ModSecurity in Semi-dedicated Hosting
All semi-dedicated hosting packages which we offer come with ModSecurity and because the firewall is enabled by default, any Internet site you build under a domain or a subdomain will be secured straight away. An individual section within the Hepsia CP that comes with the semi-dedicated accounts is dedicated to ModSecurity and it'll enable you to stop and start the firewall for any Internet site or enable a detection mode. With the last option, ModSecurity shall not take any action, but it'll still recognize possible attacks and shall keep all information within a log as if it were fully active. The logs can be found within the very same section of the CP and they offer specifics about the IP where an attack came from, what its nature was, what rule ModSecurity applies to identify and stop it, etcetera. The security rules we employ on our servers are a mix between commercial ones from a security company and custom ones made by our system admins. As a result, we offer higher security for your web programs as we can defend them from attacks before security firms release updates for brand new threats.
ModSecurity in VPS Hosting
ModSecurity is provided with all Hepsia-based virtual private servers we offer and it'll be switched on automatically for every new domain or subdomain which you include on the hosting server. This way, any web app that you install shall be secured right from the start without doing anything manually on your end. The firewall may be handled through the section of the Control Panel that bears the same name. This is the location whereyou'll be able to disable ModSecurity or enable its passive mode, so it shall not take any action toward threats, but shall still keep a comprehensive log. The recorded information is available within the same section as well and you shall be able to see what IPs any attacks came from so that you can block them, what the nature of the attempted attacks was and based upon what security rules ModSecurity reacted. The rules we use on our servers are a combination between commercial ones which we get from a security company and custom ones that are included by our staff to optimize the protection of any web apps hosted on our end.
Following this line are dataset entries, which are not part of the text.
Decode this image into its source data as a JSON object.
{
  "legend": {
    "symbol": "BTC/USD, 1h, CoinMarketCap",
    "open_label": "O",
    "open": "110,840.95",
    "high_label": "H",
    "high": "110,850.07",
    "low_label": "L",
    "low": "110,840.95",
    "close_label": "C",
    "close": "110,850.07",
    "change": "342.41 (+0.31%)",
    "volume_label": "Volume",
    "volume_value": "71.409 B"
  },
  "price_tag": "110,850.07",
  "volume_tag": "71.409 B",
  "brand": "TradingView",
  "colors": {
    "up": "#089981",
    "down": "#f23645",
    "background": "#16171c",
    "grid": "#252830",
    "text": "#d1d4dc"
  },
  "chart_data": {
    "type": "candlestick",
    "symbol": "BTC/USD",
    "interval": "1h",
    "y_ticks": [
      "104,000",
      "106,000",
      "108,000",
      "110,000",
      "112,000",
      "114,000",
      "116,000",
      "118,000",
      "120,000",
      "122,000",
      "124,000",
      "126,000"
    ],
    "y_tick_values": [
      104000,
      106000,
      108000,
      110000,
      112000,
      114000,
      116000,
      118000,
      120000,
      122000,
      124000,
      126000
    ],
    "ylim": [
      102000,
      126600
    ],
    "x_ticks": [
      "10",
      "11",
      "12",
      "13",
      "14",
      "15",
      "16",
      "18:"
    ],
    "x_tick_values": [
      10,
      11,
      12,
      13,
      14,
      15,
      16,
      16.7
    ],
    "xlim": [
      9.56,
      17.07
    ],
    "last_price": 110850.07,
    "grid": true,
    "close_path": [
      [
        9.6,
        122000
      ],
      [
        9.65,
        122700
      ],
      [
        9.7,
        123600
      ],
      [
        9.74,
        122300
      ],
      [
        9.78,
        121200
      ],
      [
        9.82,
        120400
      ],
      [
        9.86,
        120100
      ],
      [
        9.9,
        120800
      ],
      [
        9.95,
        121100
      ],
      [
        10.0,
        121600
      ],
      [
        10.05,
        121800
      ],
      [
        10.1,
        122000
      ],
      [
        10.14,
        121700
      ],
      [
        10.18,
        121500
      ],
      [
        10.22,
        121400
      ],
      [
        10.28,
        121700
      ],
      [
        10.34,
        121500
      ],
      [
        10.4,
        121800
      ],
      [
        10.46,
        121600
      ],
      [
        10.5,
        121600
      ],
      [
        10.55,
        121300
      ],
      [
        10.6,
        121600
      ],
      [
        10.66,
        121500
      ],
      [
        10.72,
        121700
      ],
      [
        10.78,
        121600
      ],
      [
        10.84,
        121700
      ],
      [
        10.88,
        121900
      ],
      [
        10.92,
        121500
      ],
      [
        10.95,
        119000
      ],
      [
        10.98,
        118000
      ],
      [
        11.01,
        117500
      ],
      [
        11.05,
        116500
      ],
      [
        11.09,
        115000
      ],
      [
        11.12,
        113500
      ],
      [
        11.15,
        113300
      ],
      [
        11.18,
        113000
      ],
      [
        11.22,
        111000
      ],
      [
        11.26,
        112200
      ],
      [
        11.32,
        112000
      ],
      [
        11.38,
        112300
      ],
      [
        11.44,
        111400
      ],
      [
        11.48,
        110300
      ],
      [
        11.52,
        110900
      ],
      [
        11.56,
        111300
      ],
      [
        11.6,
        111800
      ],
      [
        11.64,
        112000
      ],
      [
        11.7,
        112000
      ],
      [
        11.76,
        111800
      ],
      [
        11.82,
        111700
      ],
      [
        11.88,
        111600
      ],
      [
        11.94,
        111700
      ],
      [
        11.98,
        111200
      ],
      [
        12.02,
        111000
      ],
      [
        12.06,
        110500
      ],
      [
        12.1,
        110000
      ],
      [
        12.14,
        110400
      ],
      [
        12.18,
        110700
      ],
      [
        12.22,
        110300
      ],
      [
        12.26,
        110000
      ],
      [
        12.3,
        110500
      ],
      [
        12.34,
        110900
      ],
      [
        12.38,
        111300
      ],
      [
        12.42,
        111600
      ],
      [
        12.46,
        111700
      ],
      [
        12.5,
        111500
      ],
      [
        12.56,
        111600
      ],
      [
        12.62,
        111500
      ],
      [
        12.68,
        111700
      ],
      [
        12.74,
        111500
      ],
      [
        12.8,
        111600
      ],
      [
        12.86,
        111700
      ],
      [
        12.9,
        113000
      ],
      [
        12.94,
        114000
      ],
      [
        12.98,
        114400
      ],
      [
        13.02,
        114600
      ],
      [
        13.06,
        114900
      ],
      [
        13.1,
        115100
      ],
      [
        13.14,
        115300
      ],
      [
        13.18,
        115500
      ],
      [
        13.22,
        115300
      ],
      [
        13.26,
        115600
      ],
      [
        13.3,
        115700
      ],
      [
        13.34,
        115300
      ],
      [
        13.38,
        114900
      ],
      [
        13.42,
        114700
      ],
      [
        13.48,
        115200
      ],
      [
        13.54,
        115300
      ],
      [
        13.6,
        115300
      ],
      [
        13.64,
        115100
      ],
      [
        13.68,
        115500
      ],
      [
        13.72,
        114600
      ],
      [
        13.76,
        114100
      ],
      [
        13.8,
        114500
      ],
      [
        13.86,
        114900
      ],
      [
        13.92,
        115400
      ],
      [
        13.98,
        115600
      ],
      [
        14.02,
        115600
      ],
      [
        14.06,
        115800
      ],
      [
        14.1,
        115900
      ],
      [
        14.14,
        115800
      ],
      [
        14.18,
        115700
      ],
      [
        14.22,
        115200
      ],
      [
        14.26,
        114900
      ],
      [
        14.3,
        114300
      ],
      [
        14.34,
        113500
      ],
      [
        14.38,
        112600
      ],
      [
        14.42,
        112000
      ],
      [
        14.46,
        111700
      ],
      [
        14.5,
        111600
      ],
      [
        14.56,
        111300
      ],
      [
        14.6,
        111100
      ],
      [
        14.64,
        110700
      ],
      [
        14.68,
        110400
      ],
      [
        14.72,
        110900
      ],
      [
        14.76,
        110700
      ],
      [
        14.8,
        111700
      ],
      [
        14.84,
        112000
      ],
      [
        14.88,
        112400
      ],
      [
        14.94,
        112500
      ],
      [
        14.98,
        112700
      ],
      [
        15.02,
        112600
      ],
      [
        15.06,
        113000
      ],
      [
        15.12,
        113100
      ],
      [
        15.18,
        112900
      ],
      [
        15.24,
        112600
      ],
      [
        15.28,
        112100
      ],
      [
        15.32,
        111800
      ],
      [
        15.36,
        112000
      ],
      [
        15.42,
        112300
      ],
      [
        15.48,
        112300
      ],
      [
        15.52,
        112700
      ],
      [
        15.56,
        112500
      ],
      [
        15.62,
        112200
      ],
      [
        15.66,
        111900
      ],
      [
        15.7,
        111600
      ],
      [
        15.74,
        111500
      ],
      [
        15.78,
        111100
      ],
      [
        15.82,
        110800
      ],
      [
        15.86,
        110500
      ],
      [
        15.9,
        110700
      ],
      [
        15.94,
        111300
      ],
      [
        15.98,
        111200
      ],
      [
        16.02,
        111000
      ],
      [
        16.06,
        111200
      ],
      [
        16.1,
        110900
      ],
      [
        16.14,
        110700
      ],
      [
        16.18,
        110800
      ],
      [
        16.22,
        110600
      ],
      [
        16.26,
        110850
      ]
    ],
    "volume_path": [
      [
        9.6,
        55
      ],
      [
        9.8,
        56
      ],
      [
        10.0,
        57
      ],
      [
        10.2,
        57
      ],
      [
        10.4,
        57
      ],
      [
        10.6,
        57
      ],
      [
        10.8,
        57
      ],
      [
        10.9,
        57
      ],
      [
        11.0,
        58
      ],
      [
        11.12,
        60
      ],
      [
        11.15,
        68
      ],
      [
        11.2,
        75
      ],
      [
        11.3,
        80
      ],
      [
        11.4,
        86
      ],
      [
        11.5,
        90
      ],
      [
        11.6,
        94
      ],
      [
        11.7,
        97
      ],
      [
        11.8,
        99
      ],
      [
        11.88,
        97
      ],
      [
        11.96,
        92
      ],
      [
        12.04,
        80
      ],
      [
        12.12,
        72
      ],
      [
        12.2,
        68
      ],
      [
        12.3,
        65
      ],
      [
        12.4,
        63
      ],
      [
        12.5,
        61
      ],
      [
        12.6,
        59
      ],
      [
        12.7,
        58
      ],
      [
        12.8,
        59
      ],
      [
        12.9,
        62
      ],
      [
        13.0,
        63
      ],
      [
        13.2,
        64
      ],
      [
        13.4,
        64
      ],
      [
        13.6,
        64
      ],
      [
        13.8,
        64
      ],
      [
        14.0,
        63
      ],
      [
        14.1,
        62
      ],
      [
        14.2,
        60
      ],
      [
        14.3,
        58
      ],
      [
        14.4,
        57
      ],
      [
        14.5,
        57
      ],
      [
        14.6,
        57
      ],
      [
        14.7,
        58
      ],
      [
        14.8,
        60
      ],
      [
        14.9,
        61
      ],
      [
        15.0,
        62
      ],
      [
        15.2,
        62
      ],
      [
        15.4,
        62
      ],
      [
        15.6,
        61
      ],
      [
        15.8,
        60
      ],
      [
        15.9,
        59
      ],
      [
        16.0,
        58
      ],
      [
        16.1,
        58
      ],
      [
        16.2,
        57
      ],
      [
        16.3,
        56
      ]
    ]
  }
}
ModSecurity in Dedicated Web Hosting
ModSecurity is provided with all dedicated servers which are integrated with our Hepsia Control Panel and you will not need to do anything specific on your end to use it as it is activated by default whenever you include a new domain or subdomain on your hosting server. If it interferes with some of your applications, you'll be able to stop it through the respective section of Hepsia, or you may leave it working in passive mode, so it will detect attacks and will still maintain a log for them, but will not stop them. You could look at the logs later to learn what you can do to boost the safety of your Internet sites since you shall find info such as where an intrusion attempt originated from, what website was attacked and based upon what rule ModSecurity reacted, etc. The rules that we use are commercial, therefore they are constantly updated by a security firm, but to be on the safe side, our administrators also include custom rules every now and then as to react to any new threats they have discovered.